If one who feels aggrieved at such an order wishes the same reviewed, there is ample provision by proceedings in error to the supreme court.
The supreme court of Kansas has repeatedly had this question before it in actions originating in the justice court, where the statute of that state provides, as in this Territory, for appeals from final judgments only, no provision being made for appeals from interlocutory orders. That court, in the case of Butcher v. Taylor, Wilson and Company, 18 Kan. 558, has held that an order of a justice of the peace dissolving an attachment was not a final judgment within the meaning of the section providing for appeals from final judgments, and that no appeal would lie from such order. Again, in the case of Roll et al. v. Murray, 10 P. 472, (35 Kan.), in a case where a judgment was rendered against the plaintiff and the attachment dissolved, the plaintiff appealing from both the main judgment and the order dissolving the attachment, the court held that it was not error for the district court to dismiss that portion of the proceedings which related to the attachment for the reason that an order of a justice of the peace discharging an attachment is not appealable.
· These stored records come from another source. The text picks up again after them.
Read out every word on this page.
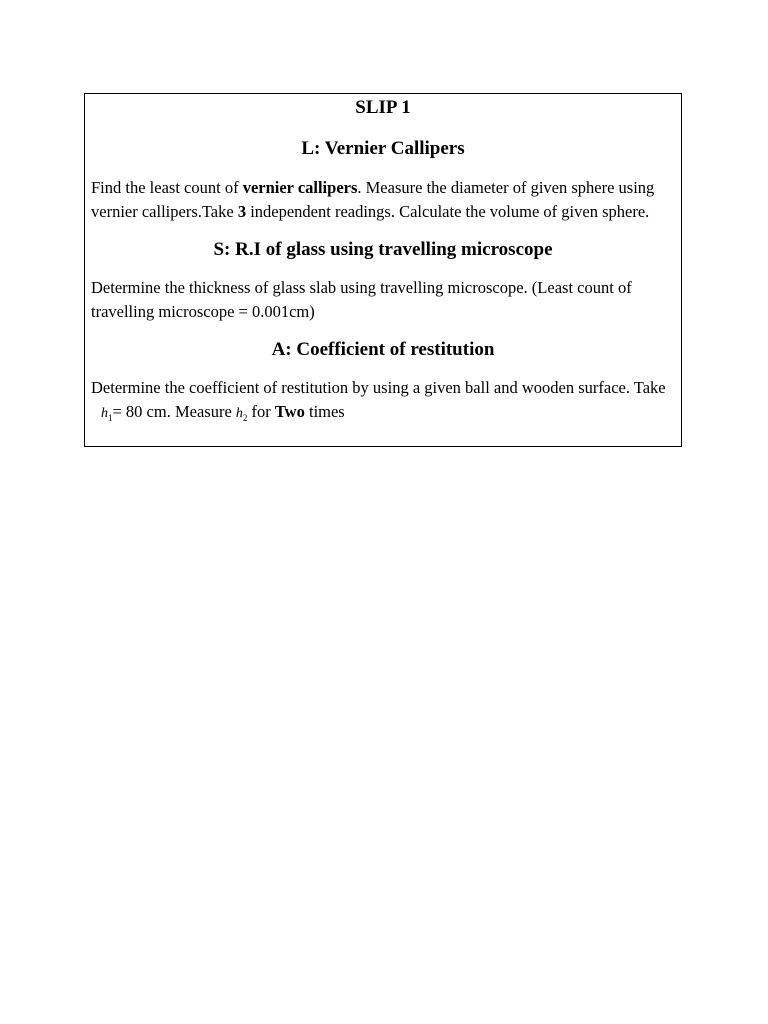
SLIP 1
L: Vernier Callipers
Find the least count of vernier callipers. Measure the diameter of given sphere using vernier callipers.Take 3 independent readings. Calculate the volume of given sphere.
S: R.I of glass using travelling microscope
Determine the thickness of glass slab using travelling microscope. (Least count of travelling microscope = 0.001cm)
A: Coefficient of restitution
Determine the coefficient of restitution by using a given ball and wooden surface. Take $h_1= 80$ cm. Measure $h_2$ for Two times
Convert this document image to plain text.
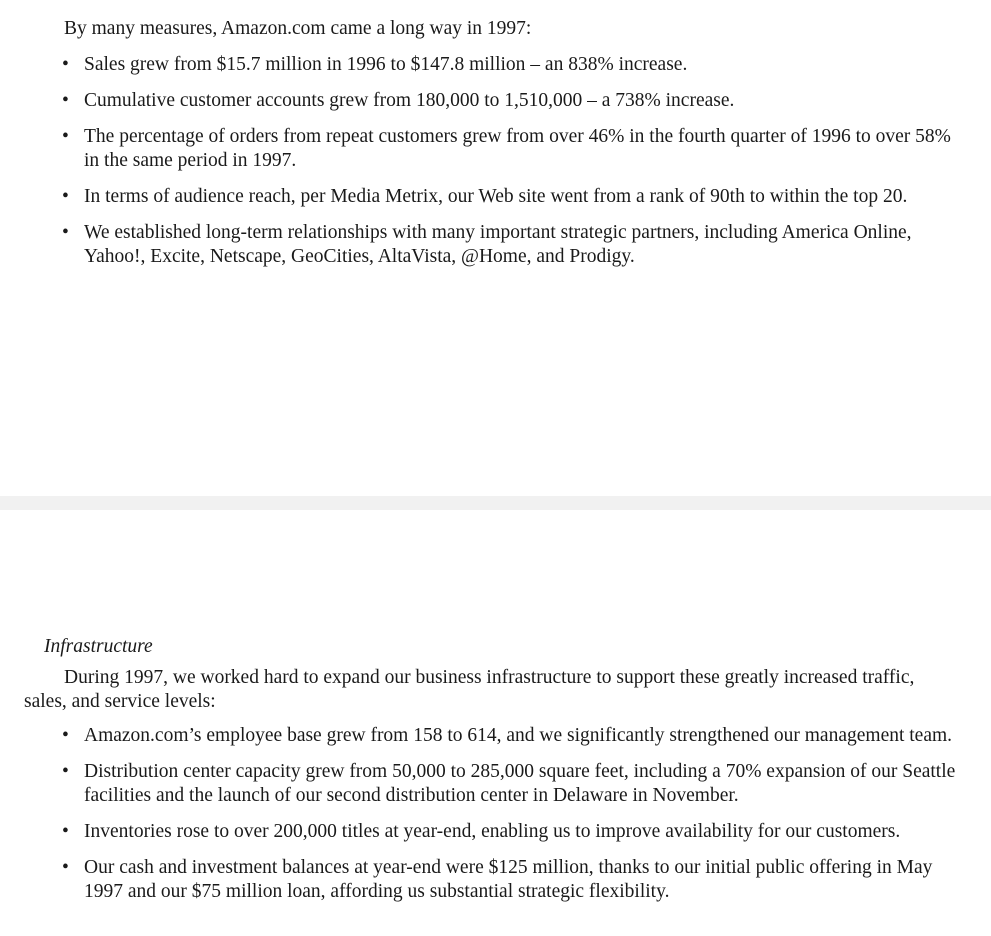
By many measures, Amazon.com came a long way in 1997:

• Sales grew from $15.7 million in 1996 to $147.8 million – an 838% increase.
• Cumulative customer accounts grew from 180,000 to 1,510,000 – a 738% increase.
• The percentage of orders from repeat customers grew from over 46% in the fourth quarter of 1996 to over 58% in the same period in 1997.
• In terms of audience reach, per Media Metrix, our Web site went from a rank of 90th to within the top 20.
• We established long-term relationships with many important strategic partners, including America Online, Yahoo!, Excite, Netscape, GeoCities, AltaVista, @Home, and Prodigy.
Infrastructure

During 1997, we worked hard to expand our business infrastructure to support these greatly increased traffic, sales, and service levels:

• Amazon.com’s employee base grew from 158 to 614, and we significantly strengthened our management team.
• Distribution center capacity grew from 50,000 to 285,000 square feet, including a 70% expansion of our Seattle facilities and the launch of our second distribution center in Delaware in November.
• Inventories rose to over 200,000 titles at year-end, enabling us to improve availability for our customers.
• Our cash and investment balances at year-end were $125 million, thanks to our initial public offering in May 1997 and our $75 million loan, affording us substantial strategic flexibility.
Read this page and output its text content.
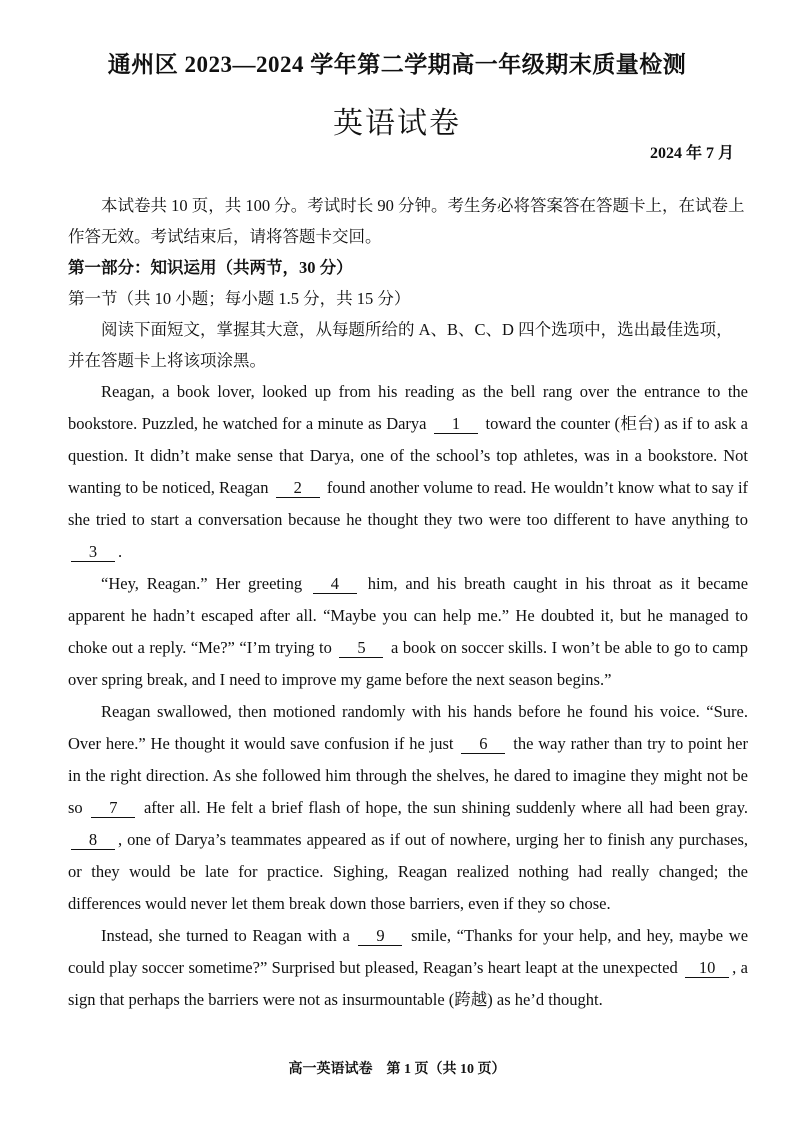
通州区 2023—2024 学年第二学期高一年级期末质量检测
英语试卷
2024 年 7 月

本试卷共 10 页，共 100 分。考试时长 90 分钟。考生务必将答案答在答题卡上，在试卷上作答无效。考试结束后，请将答题卡交回。

第一部分：知识运用（共两节，30 分）

第一节（共 10 小题；每小题 1.5 分，共 15 分）

阅读下面短文，掌握其大意，从每题所给的 A、B、C、D 四个选项中，选出最佳选项，并在答题卡上将该项涂黑。

Reagan, a book lover, looked up from his reading as the bell rang over the entrance to the bookstore. Puzzled, he watched for a minute as Darya 1 toward the counter (柜台) as if to ask a question. It didn’t make sense that Darya, one of the school’s top athletes, was in a bookstore. Not wanting to be noticed, Reagan 2 found another volume to read. He wouldn’t know what to say if she tried to start a conversation because he thought they two were too different to have anything to 3 .

“Hey, Reagan.” Her greeting 4 him, and his breath caught in his throat as it became apparent he hadn’t escaped after all. “Maybe you can help me.” He doubted it, but he managed to choke out a reply. “Me?” “I’m trying to 5 a book on soccer skills. I won’t be able to go to camp over spring break, and I need to improve my game before the next season begins.”

Reagan swallowed, then motioned randomly with his hands before he found his voice. “Sure. Over here.” He thought it would save confusion if he just 6 the way rather than try to point her in the right direction. As she followed him through the shelves, he dared to imagine they might not be so 7 after all. He felt a brief flash of hope, the sun shining suddenly where all had been gray. 8 , one of Darya’s teammates appeared as if out of nowhere, urging her to finish any purchases, or they would be late for practice. Sighing, Reagan realized nothing had really changed; the differences would never let them break down those barriers, even if they so chose.

Instead, she turned to Reagan with a 9 smile, “Thanks for your help, and hey, maybe we could play soccer sometime?” Surprised but pleased, Reagan’s heart leapt at the unexpected 10 , a sign that perhaps the barriers were not as insurmountable (跨越) as he’d thought.

高一英语试卷　第 1 页（共 10 页）
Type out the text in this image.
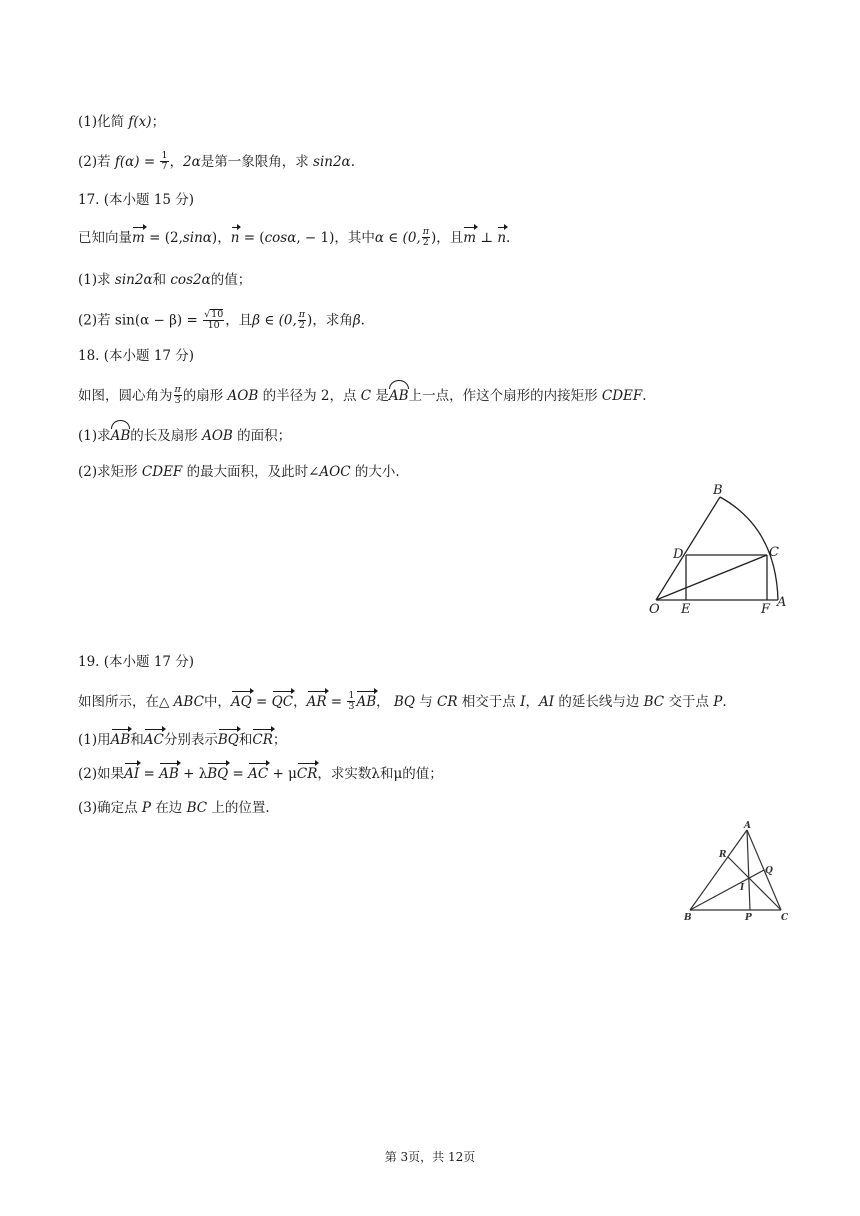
(1)化简 f(x)；
(2)若 $f(\alpha) = \frac{1}{7}$ ，2α是第一象限角，求 sin2α.
17. (本小题 15 分)
已知向量m = (2,sinα)，n = (cosα, − 1)，其中α ∈ (0, $\frac{\pi}{2}$ )，且m ⊥ n.
(1)求 sin2α和 cos2α的值；
(2)若 $\sin(\alpha - \beta) = \frac{√10}{10}$ ，且β ∈ (0, $\frac{\pi}{2}$ )，求角β.
18. (本小题 17 分)
如图，圆心角为 $\frac{\pi}{3}$ 的扇形 AOB 的半径为 2，点 C 是AB上一点，作这个扇形的内接矩形 CDEF.
(1)求AB的长及扇形 AOB 的面积；
(2)求矩形 CDEF 的最大面积，及此时∠AOC 的大小.
B
D	C
O E	F A
19. (本小题 17 分)
如图所示，在△ ABC中，AQ = QC，AR = $\frac{1}{3}$ AB， BQ 与 CR 相交于点 I，AI 的延长线与边 BC 交于点 P.
(1)用AB和AC分别表示BQ和CR；
(2)如果AI = AB + λBQ = AC + μCR，求实数λ和μ的值；
(3)确定点 P 在边 BC 上的位置.
A
R
Q
I
B	P	C
第 3页，共 12页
In Bogert v. Adams, 39 P. 351, the appellate court of Colorado held, in a case where the final judgment was in favor of the plaintiff but the attachment dissolved, that there was no appeal, the statute providing for appeals from final judgments only.
The judgment in this case rendered in the probate court was in favor of the plaintiffs for the entire amount of the claim sued for. There was, therefore, no judgment adverse to the plaintiffs from which they could appeal, and there being no provision for appeals to the district court from an order of the probate court dissolving the attachment, it follows that the district court had no jurisdiction, and the case was properly dismissed on motion.
The judgment of the district court is therefore affirmed.
Beauchamp, J., who presided in the court below, not sitting; all the other Justices concurring.